The notification also prescribes a biannual health check up of all workers and instructions to study the effects of “chronic exposure to noise” which may lead to adverse health effect, and assessment of health impacts due to air polluting agents. These form part of “standard conditions” that are considered by the Expert Appraisal Committee at the time of considering proposals for grant of ECs.
The MoEF has also put in a condition to look into the impact of operation of power plants on agricultural crops and large water bodies once in two years and has asked that an institute of repute be engaged for the purpose. “The study shall also include impact due to heavy metals associated with emission from power plant,” the notification states.
The MoEF stipulates “specific and general conditions” while granting EC, which are recommended by the expert appraisal committee. “To standardise these conditions, the Ministry has initiated the exercise for revision of these conditions across all the sectors,” the notification states.

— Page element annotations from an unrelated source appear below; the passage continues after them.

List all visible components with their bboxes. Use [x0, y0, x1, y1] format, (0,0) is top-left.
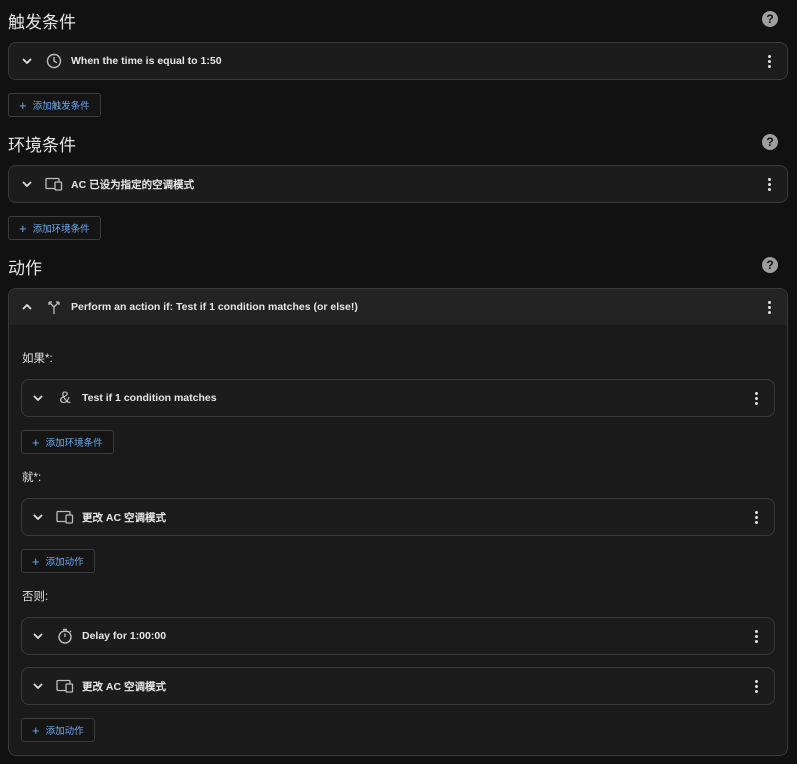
condition-label: AC 已设为指定的空调模式 [71, 178, 195, 191]
trigger-card[interactable]: When the time is equal to 1:50 [8, 42, 788, 80]
if-condition-card[interactable]: & Test if 1 condition matches [21, 379, 775, 417]
plus-icon: + [19, 220, 27, 236]
add-else-action-button[interactable]: + 添加动作 [21, 718, 95, 742]
device-icon [56, 677, 74, 695]
if-condition-label: Test if 1 condition matches [82, 392, 217, 404]
more-options-icon[interactable] [748, 389, 764, 407]
then-section-label: 就*: [22, 472, 42, 484]
triggers-help-icon[interactable]: ? [762, 11, 778, 27]
add-then-action-label: 添加动作 [45, 557, 84, 568]
chevron-down-icon[interactable] [30, 509, 46, 525]
more-options-icon[interactable] [748, 627, 764, 645]
if-section-label: 如果*: [22, 353, 53, 365]
if-then-label: Perform an action if: Test if 1 conditio… [71, 301, 358, 313]
add-else-action-label: 添加动作 [45, 726, 84, 737]
chevron-up-icon[interactable] [19, 299, 35, 315]
add-condition-button[interactable]: + 添加环境条件 [8, 216, 101, 240]
more-options-icon[interactable] [761, 298, 777, 316]
more-options-icon[interactable] [761, 52, 777, 70]
else-action-label: Delay for 1:00:00 [82, 630, 167, 642]
if-then-header[interactable]: Perform an action if: Test if 1 conditio… [9, 289, 787, 325]
add-if-condition-label: 添加环境条件 [45, 438, 103, 449]
conditions-help-icon[interactable]: ? [762, 134, 778, 150]
chevron-down-icon[interactable] [30, 390, 46, 406]
more-options-icon[interactable] [748, 508, 764, 526]
device-icon [45, 175, 63, 193]
plus-icon: + [32, 722, 40, 738]
add-then-action-button[interactable]: + 添加动作 [21, 549, 95, 573]
more-options-icon[interactable] [748, 677, 764, 695]
add-if-condition-button[interactable]: + 添加环境条件 [21, 430, 114, 454]
else-action-card[interactable]: 更改 AC 空调模式 [21, 667, 775, 705]
add-condition-label: 添加环境条件 [32, 224, 90, 235]
else-section-label: 否则: [22, 591, 49, 603]
plus-icon: + [32, 434, 40, 450]
plus-icon: + [19, 97, 27, 113]
trigger-label: When the time is equal to 1:50 [71, 55, 222, 67]
device-icon [56, 508, 74, 526]
then-action-label: 更改 AC 空调模式 [82, 511, 166, 524]
actions-help-icon[interactable]: ? [762, 257, 778, 273]
conditions-title: 环境条件 [8, 136, 76, 155]
timer-icon [56, 627, 74, 645]
chevron-down-icon[interactable] [30, 628, 46, 644]
else-action-label: 更改 AC 空调模式 [82, 680, 166, 693]
branch-icon [45, 298, 63, 316]
add-trigger-button[interactable]: + 添加触发条件 [8, 93, 101, 117]
chevron-down-icon[interactable] [19, 176, 35, 192]
actions-title: 动作 [8, 259, 42, 278]
triggers-title: 触发条件 [8, 13, 76, 32]
chevron-down-icon[interactable] [30, 678, 46, 694]
clock-icon [45, 52, 63, 70]
then-action-card[interactable]: 更改 AC 空调模式 [21, 498, 775, 536]
plus-icon: + [32, 553, 40, 569]
chevron-down-icon[interactable] [19, 53, 35, 69]
add-trigger-label: 添加触发条件 [32, 101, 90, 112]
else-action-card[interactable]: Delay for 1:00:00 [21, 617, 775, 655]
ampersand-icon: & [59, 388, 71, 407]
condition-card[interactable]: AC 已设为指定的空调模式 [8, 165, 788, 203]
more-options-icon[interactable] [761, 175, 777, 193]
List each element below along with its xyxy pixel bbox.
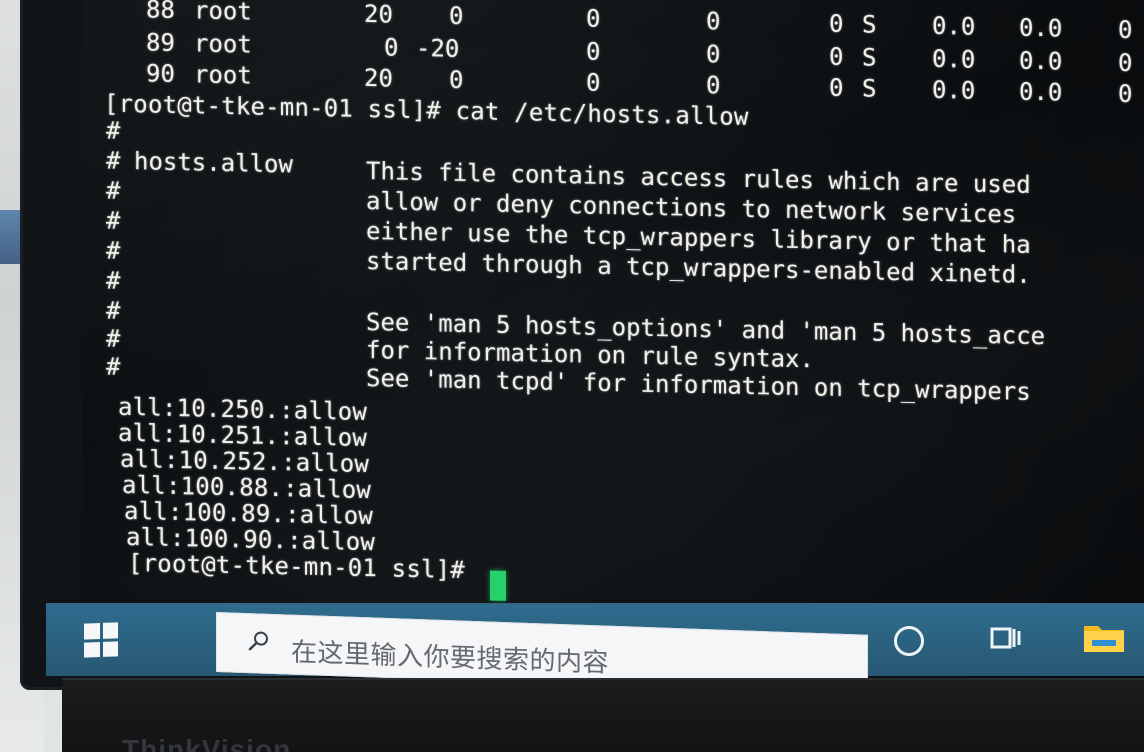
proc-row-90-virt: 0 [586, 68, 601, 97]
proc-row-90-pid: 90 [146, 59, 175, 88]
proc-row-89-shr: 0 [829, 42, 844, 71]
proc-row-88-pid: 88 [146, 0, 175, 24]
comment-hash: # [106, 266, 121, 295]
proc-row-89-pr: 0 [384, 33, 399, 62]
brand-logo: ThinkVision [122, 734, 292, 752]
comment-hash: # [106, 206, 121, 235]
proc-row-89-ni: -20 [416, 33, 460, 63]
comment-hash: # [106, 324, 121, 353]
proc-row-88-s: S [862, 10, 877, 39]
proc-row-90-pr: 20 [364, 63, 393, 93]
proc-row-90-ni: 0 [449, 65, 464, 94]
photo-scene: 88 root 20 0 0 0 0 S 0.0 0.0 0 89 root 0… [0, 0, 1144, 752]
proc-row-90-time: 0 [1118, 79, 1133, 109]
proc-row-89-mem: 0.0 [1019, 46, 1063, 76]
monitor-lower-bezel: ThinkVision [62, 678, 1144, 752]
monitor-screen: 88 root 20 0 0 0 0 S 0.0 0.0 0 89 root 0… [82, 0, 1144, 680]
proc-row-90-s: S [862, 74, 877, 103]
comment-hash: # [106, 176, 121, 205]
proc-row-90-mem: 0.0 [1019, 77, 1063, 107]
proc-row-88-ni: 0 [449, 1, 464, 30]
proc-row-89-virt: 0 [586, 37, 601, 66]
task-view-icon[interactable] [986, 622, 1022, 654]
comment-hash: # [106, 352, 121, 381]
proc-row-88-shr: 0 [829, 9, 844, 38]
proc-row-90-cpu: 0.0 [932, 75, 976, 105]
comment-label-hosts-allow: hosts.allow [134, 147, 293, 179]
proc-row-88-time: 0 [1118, 15, 1133, 45]
comment-hash: # [106, 296, 121, 325]
cortana-icon[interactable] [894, 626, 924, 656]
search-placeholder: 在这里输入你要搜索的内容 [291, 637, 610, 679]
prompt: [root@t-tke-mn-01 ssl]# [128, 548, 465, 585]
comment-hash: # [106, 236, 121, 265]
file-explorer-icon[interactable] [1082, 618, 1126, 656]
terminal-cursor[interactable] [490, 570, 506, 601]
proc-row-89-cpu: 0.0 [932, 44, 976, 74]
proc-row-89-pid: 89 [146, 28, 175, 57]
proc-row-88-virt: 0 [586, 4, 601, 33]
comment-hash: # [106, 146, 121, 175]
comment-hash: # [106, 116, 121, 145]
proc-row-90-user: root [194, 60, 252, 90]
proc-row-88-pr: 20 [364, 0, 393, 29]
start-button[interactable] [46, 604, 156, 676]
search-icon [248, 631, 268, 651]
proc-row-89-s: S [862, 43, 877, 72]
proc-row-88-cpu: 0.0 [932, 11, 976, 41]
proc-row-90-res: 0 [706, 71, 721, 100]
proc-row-88-res: 0 [706, 7, 721, 36]
proc-row-89-res: 0 [706, 40, 721, 69]
proc-row-88-mem: 0.0 [1019, 13, 1063, 43]
terminal-window[interactable]: 88 root 20 0 0 0 0 S 0.0 0.0 0 89 root 0… [82, 0, 1144, 622]
proc-row-88-user: root [194, 0, 252, 26]
windows-taskbar: 在这里输入你要搜索的内容 [46, 603, 1144, 695]
command-line: [root@t-tke-mn-01 ssl]# cat /etc/hosts.a… [104, 89, 749, 131]
windows-logo-icon [84, 622, 118, 658]
comment-text: See 'man tcpd' for information on tcp_wr… [366, 363, 1031, 406]
proc-row-89-user: root [194, 29, 252, 59]
proc-row-89-time: 0 [1118, 48, 1133, 78]
proc-row-90-shr: 0 [829, 73, 844, 102]
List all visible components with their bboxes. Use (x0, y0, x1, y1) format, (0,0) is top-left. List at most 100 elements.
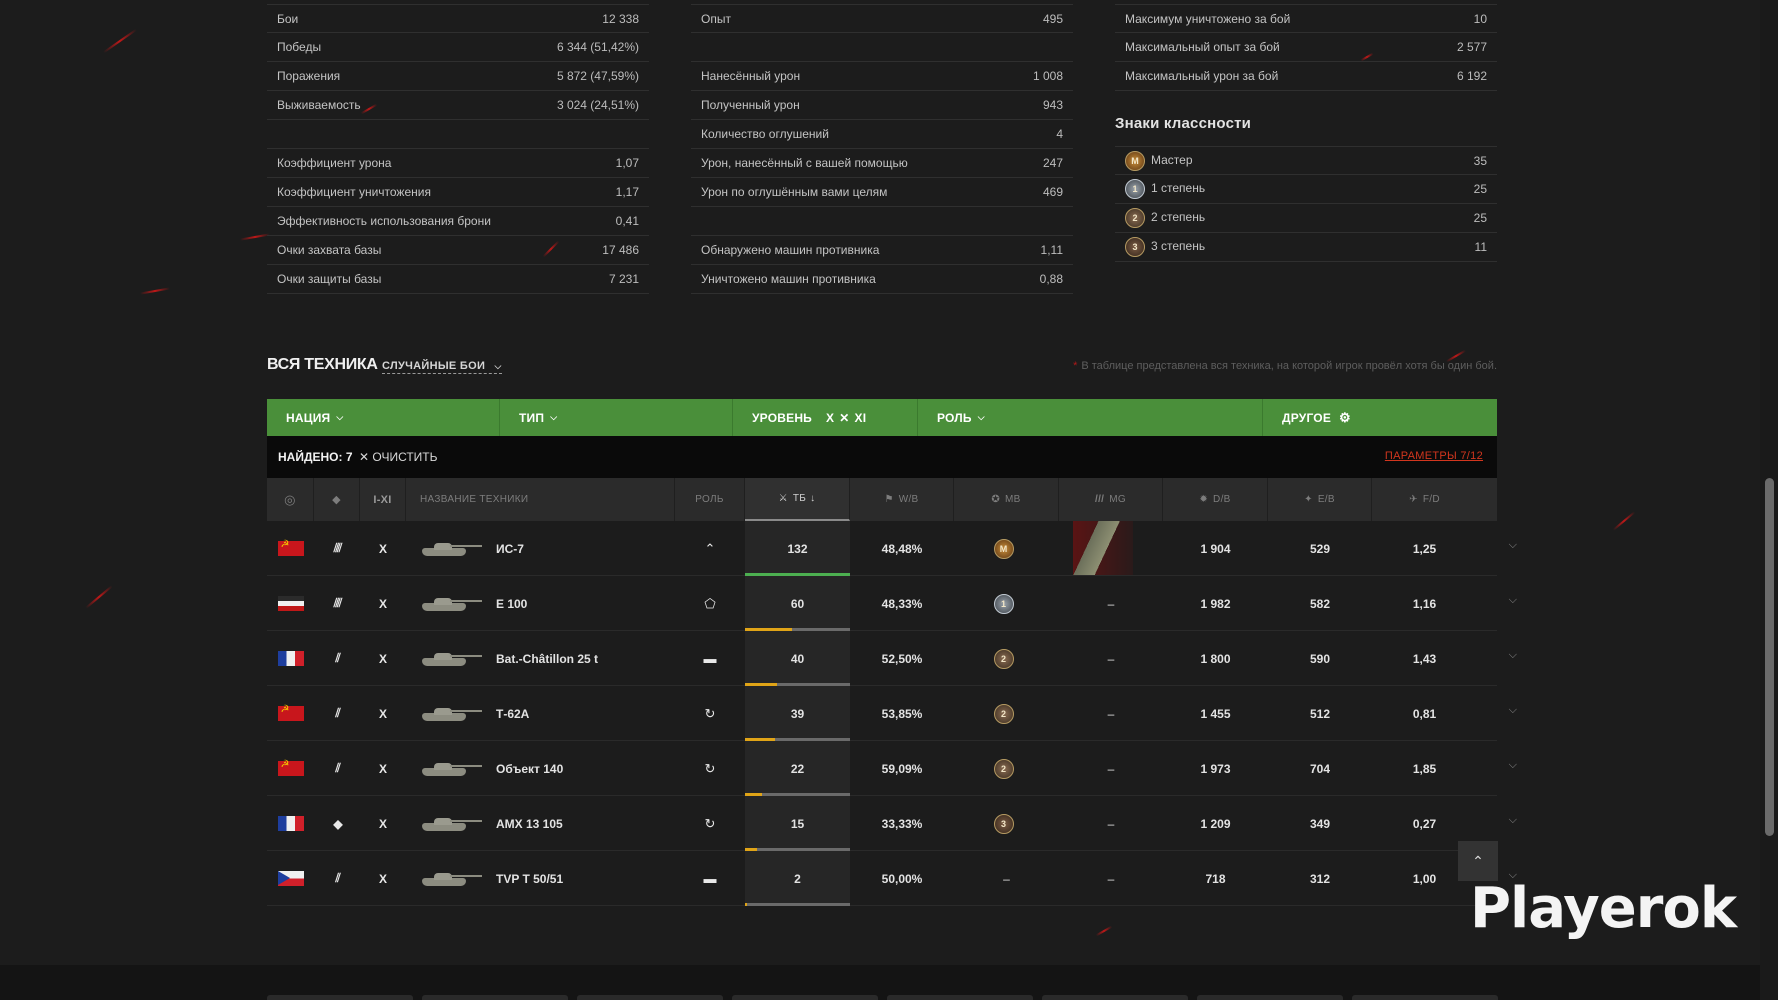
stat-label: Максимальный опыт за бой (1125, 40, 1280, 54)
column-db-label: D/B (1213, 494, 1231, 505)
column-frags-per-death[interactable]: ✈ F/D (1372, 478, 1477, 521)
chevron-down-icon[interactable]: ⌵ (1509, 649, 1517, 662)
scroll-to-top-button[interactable]: ⌃ (1458, 841, 1498, 881)
footer-tab[interactable] (1352, 995, 1498, 1000)
marks-of-gunnery-cell (1059, 521, 1163, 576)
scrollbar-thumb[interactable] (1765, 478, 1774, 836)
vehicles-table-body: ⫽⫽XИС-7⌃13248,48%М1 9045291,25⌵⫽⫽XE 100⬠… (267, 521, 1517, 906)
footer-tab[interactable] (1197, 995, 1343, 1000)
column-battles[interactable]: ⚔ ТБ ↓ (745, 478, 850, 521)
filter-level[interactable]: УРОВЕНЬ X ✕ XI (733, 399, 918, 436)
column-exp-per-battle[interactable]: ✦ E/B (1268, 478, 1372, 521)
vehicle-name: TVP T 50/51 (496, 871, 564, 886)
battles-value: 22 (790, 761, 805, 776)
table-row[interactable]: ⫽⫽ X ИС-7 ⌃ 132 48,48% М 1 904 529 1,25 ⌵ (267, 521, 1517, 576)
column-mastery[interactable]: ✪ МВ (954, 478, 1059, 521)
table-row[interactable]: ⫽ X Bat.-Châtillon 25 t ▬ 40 52,50% 2 – 1 800 590… (267, 631, 1517, 686)
type-cell: ◆ (314, 796, 360, 851)
stat-row: Коэффициент урона 1,07 (267, 149, 649, 178)
stats-divider (267, 120, 649, 149)
filter-type[interactable]: ТИП ⌵ (500, 399, 733, 436)
stat-value: 1,07 (615, 156, 639, 170)
type-cell: ⫽⫽ (314, 521, 360, 576)
class-mark-label: 3 степень (1151, 239, 1206, 254)
column-level[interactable]: I-XI (360, 478, 406, 521)
footer-tab[interactable] (887, 995, 1033, 1000)
page-scrollbar[interactable] (1760, 0, 1778, 1000)
role-cell: ▬ (675, 851, 745, 906)
filter-role[interactable]: РОЛЬ ⌵ (918, 399, 1263, 436)
frags-icon: ✈ (1409, 494, 1418, 505)
nation-flag-icon (277, 539, 304, 556)
column-role-label: РОЛЬ (695, 494, 724, 505)
column-marks-of-gunnery[interactable]: /// MG (1059, 478, 1163, 521)
marks-of-gunnery-cell: – (1107, 761, 1115, 776)
table-row[interactable]: ⫽ X TVP T 50/51 ▬ 2 50,00% – –718 312 1,00 ⌵ (267, 851, 1517, 906)
nation-flag-icon (277, 704, 304, 721)
nation-cell (267, 686, 314, 741)
stats-divider (691, 33, 1073, 62)
table-parameters-link[interactable]: ПАРАМЕТРЫ 7/12 (1385, 450, 1483, 462)
level-cell: X (378, 816, 387, 831)
level-cell: X (378, 596, 387, 611)
footer-tab[interactable] (1042, 995, 1188, 1000)
stats-column-battles: Бои 12 338 Победы 6 344 (51,42%) Поражения 5 … (267, 4, 649, 294)
filter-nation[interactable]: НАЦИЯ ⌵ (267, 399, 500, 436)
nation-flag-icon (277, 759, 304, 776)
footer-tab[interactable] (267, 995, 413, 1000)
table-row[interactable]: ◆ X AMX 13 105 ↻ 15 33,33% 3–1 209 349 0,27 ⌵ (267, 796, 1517, 851)
column-type[interactable]: ◆ (314, 478, 360, 521)
footer-tab[interactable] (732, 995, 878, 1000)
marks-of-gunnery-cell: – (1107, 706, 1115, 721)
column-battles-label: ТБ (792, 493, 807, 504)
footer-tab[interactable] (422, 995, 568, 1000)
stat-row: Коэффициент уничтожения 1,17 (267, 178, 649, 207)
class-mark-label: 1 степень (1151, 181, 1206, 196)
type-cell: ⫽⫽ (314, 576, 360, 631)
heavy-tank-icon: ⫽⫽ (333, 596, 343, 610)
chevron-down-icon[interactable]: ⌵ (1509, 539, 1517, 552)
stats-column-damage: Опыт 495 Нанесённый урон 1 008 Полученный ур… (691, 4, 1073, 294)
battle-type-dropdown[interactable]: СЛУЧАЙНЫЕ БОИ ⌵ (382, 360, 502, 374)
vehicle-name: Bat.-Châtillon 25 t (496, 651, 599, 666)
chevron-down-icon[interactable]: ⌵ (1509, 759, 1517, 772)
frags-cell: 1,85 (1412, 761, 1437, 776)
mastery-badge-icon: М (1125, 150, 1145, 171)
experience-cell: 312 (1309, 871, 1331, 886)
stat-value: 1,11 (1040, 243, 1063, 257)
vehicle-name: Т-62А (496, 706, 530, 721)
table-row[interactable]: ⫽⫽ X E 100 ⬠ 60 48,33% 1 – 1 982 582 1,16 ⌵ (267, 576, 1517, 631)
battles-bar-fill (745, 903, 748, 906)
role-icon: ↻ (704, 705, 716, 721)
filter-other[interactable]: ДРУГОЕ ⚙ (1263, 399, 1497, 436)
stat-label: Поражения (277, 69, 341, 83)
column-winrate[interactable]: ⚑ W/B (850, 478, 954, 521)
light-tank-icon: ◆ (333, 816, 342, 831)
footer-tab[interactable] (577, 995, 723, 1000)
column-name[interactable]: НАЗВАНИЕ ТЕХНИКИ (406, 478, 675, 521)
decor-spark (85, 585, 113, 609)
column-role[interactable]: РОЛЬ (675, 478, 745, 521)
column-eb-label: E/B (1317, 494, 1335, 505)
battles-value: 40 (790, 651, 805, 666)
chevron-down-icon[interactable]: ⌵ (1509, 814, 1517, 827)
vehicle-name-cell: ИС-7 (406, 521, 675, 576)
mastery-badge-icon: 2 (993, 758, 1014, 779)
stat-value: 495 (1042, 11, 1063, 26)
table-row[interactable]: ⫽ X Объект 140 ↻ 22 59,09% 2 – 1 973 704 1,85 ⌵ (267, 741, 1517, 796)
nation-flag-icon (277, 871, 304, 886)
battles-value: 39 (790, 706, 805, 721)
experience-cell: 512 (1309, 706, 1331, 721)
clear-filters-button[interactable]: ✕ ОЧИСТИТЬ (359, 450, 438, 464)
table-row[interactable]: ⫽ X Т-62А ↻ 39 53,85% 2 – 1 455 512 0,81 ⌵ (267, 686, 1517, 741)
stat-label: Очки защиты базы (277, 272, 382, 286)
stat-row: Бои 12 338 (267, 4, 649, 33)
mastery-cell: 2 (954, 741, 1059, 796)
damage-cell: 1 904 (1200, 541, 1231, 556)
chevron-down-icon[interactable]: ⌵ (1509, 594, 1517, 607)
stat-label: Нанесённый урон (701, 69, 801, 83)
column-nation[interactable]: ◎ (267, 478, 314, 521)
column-damage-per-battle[interactable]: ✹ D/B (1163, 478, 1268, 521)
chevron-down-icon[interactable]: ⌵ (1509, 704, 1517, 717)
nation-cell (267, 796, 314, 851)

Shweta Narayan, coordinator from the Health Energy Initiative, India, studied communities living around coal mines and thermal power plants in Rajgarh districts in Chhattisgarh. The report her team prepared was submitted to a high-level committee formed by the Ministry of Coal and the MOEF.
“In Chhattisgarh, we looked at communities who lived in a five km radius from coal mines and thermal power plants and found that several complained of respiratory problems, skin conditions and mental health issues. We also found contaminants in the environment and heavy metals in the air, water, soil and sediments,” she told The Indian Express.
“While this notification is an important first step, it is still short of a full health impact assessment that is needed before granting environmental clearances,” she said.